From a slight motion at the commencement, affecting only that portion of the fluid adjoining either of those places of diminution or repletion, gradually all the water becomes influenced and acquires more or less rapid movement. But suppose a long reservoir or canal of fluid which has two such points of exhaustion or two of such repletion (as imagined above), and that one of either is near each end of the vessel. If each aperture be opened at the same moment, equal effects will be caused in each half of the fluid towards either end of the vessel, but in the middle there must be a neutral point at which the water falls, yet has no horizontal motion. The converse takes place in raising the level. And in the case of fluid drawn off or diminished in weight at one end while increased by repletion at the other, the whole body of water will move similarly to that in the former vessel, but unequally. Hence it is evident, that before horizontal motion occurs, an augmentation or a diminution of pressure must take place somewhere more or less remote; and so it is with the lighter fluid atmosphere,—which has centres, lines, or areas of depression towards which currents flow.

Such considerations show in some degree why the barometric changes usually precede, but sometimes only accompany, changes of weather: and, though very rarely, occur without any sensible alteration in the wind current of the atmosphere. An observer may be near a central point towards which the surrounding fluid tends,—or from which it diverges. He may be at the very farthest limit of the portion of fluid that is so influenced. He may be at an intermediate point—or he may be between bodies of atmosphere tending towards opposite directions.

It has been said, that "a whirlwind which sets an extended portion of the atmosphere into a state of rapid revolution diminishes the pressure of the atmosphere over that portion of the earth's surface, and most of all at the centre of the whirl. The depth of the compressing column of air will, at the centre, be least, and its weight will be diminished in proportion to the violence of the wind." Yet this has been controverted with respect to the general effect of air in horizontal motion, and the depth of the column in question.

Certainly there are two kinds of whirlwinds—one caused by rarefaction, tending to lighten vertical pressure under the vortex, though not, perhaps, under all the current drawn towards it; and the other, a consequence of opposing winds, which occasion huge eddies or whirlwinds of compression.

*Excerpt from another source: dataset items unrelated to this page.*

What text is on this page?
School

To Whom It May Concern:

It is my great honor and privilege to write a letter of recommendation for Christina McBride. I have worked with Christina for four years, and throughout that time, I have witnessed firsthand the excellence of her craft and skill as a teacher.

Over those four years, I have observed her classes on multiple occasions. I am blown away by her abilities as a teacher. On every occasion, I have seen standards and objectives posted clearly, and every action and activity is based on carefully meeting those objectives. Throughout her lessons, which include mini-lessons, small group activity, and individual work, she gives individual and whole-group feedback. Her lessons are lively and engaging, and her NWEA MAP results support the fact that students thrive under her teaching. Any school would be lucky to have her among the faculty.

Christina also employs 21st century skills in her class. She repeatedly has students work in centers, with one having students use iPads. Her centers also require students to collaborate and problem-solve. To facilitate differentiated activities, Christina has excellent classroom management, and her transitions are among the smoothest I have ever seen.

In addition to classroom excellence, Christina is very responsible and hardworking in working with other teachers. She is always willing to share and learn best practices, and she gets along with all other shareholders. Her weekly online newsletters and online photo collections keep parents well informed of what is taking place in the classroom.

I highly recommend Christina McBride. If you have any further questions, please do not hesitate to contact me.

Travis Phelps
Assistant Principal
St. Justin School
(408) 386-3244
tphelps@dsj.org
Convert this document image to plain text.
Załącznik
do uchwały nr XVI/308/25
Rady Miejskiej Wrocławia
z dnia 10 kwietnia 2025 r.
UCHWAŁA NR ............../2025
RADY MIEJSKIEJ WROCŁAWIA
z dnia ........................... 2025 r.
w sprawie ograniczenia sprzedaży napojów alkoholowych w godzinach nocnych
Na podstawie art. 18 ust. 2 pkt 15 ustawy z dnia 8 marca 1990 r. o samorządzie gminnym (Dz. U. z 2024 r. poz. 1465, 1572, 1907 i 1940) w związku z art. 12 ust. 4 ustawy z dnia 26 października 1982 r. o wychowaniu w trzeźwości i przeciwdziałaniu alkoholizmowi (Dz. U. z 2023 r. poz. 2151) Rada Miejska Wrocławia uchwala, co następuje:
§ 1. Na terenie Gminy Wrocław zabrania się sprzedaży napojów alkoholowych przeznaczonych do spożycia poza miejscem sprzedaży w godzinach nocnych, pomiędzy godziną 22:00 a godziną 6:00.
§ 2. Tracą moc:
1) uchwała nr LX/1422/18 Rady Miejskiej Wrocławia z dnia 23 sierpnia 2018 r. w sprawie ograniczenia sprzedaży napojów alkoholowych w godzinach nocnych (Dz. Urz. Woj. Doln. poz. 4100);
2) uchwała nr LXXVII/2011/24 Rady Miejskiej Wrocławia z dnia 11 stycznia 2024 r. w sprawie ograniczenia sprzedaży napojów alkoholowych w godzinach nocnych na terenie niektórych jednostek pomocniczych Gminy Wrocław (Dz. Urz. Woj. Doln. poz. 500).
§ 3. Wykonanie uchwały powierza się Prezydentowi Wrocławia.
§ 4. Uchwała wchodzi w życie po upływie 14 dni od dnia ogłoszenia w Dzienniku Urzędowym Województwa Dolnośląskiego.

Some whirlwinds are accompanied by rushes from the upper atmosphere, from the colder regions, which, mingling with warmer and moister air near the sea, cause dense clouds. About their centre it sometimes happens that the barometer falls as much as two or three inches, showing a diminution of atmospheric pressure by nearly a tenth part; when it should be expected, from physical considerations alone, that very dense clouds would be formed.[24]


The column of mercury falls about one tenth of an inch for each of the first few hundred feet above the sea level, but varying when it becomes much more elevated.[25] Due allowance, therefore, should be made in observing, when on high land.

The tides are affected by atmospheric pressure, so much that a rise of one inch in the barometer will have a corresponding fall in the tides of nine to sixteen inches, or about one foot for each inch.[26]


Vessels sometimes enter docks, or even harbours, where they have scarcely a foot of water more than their draught; and as docking, as well as launching large ships, requires a close calculation of height of water, the state of the barometer becomes of additional importance on such occasions.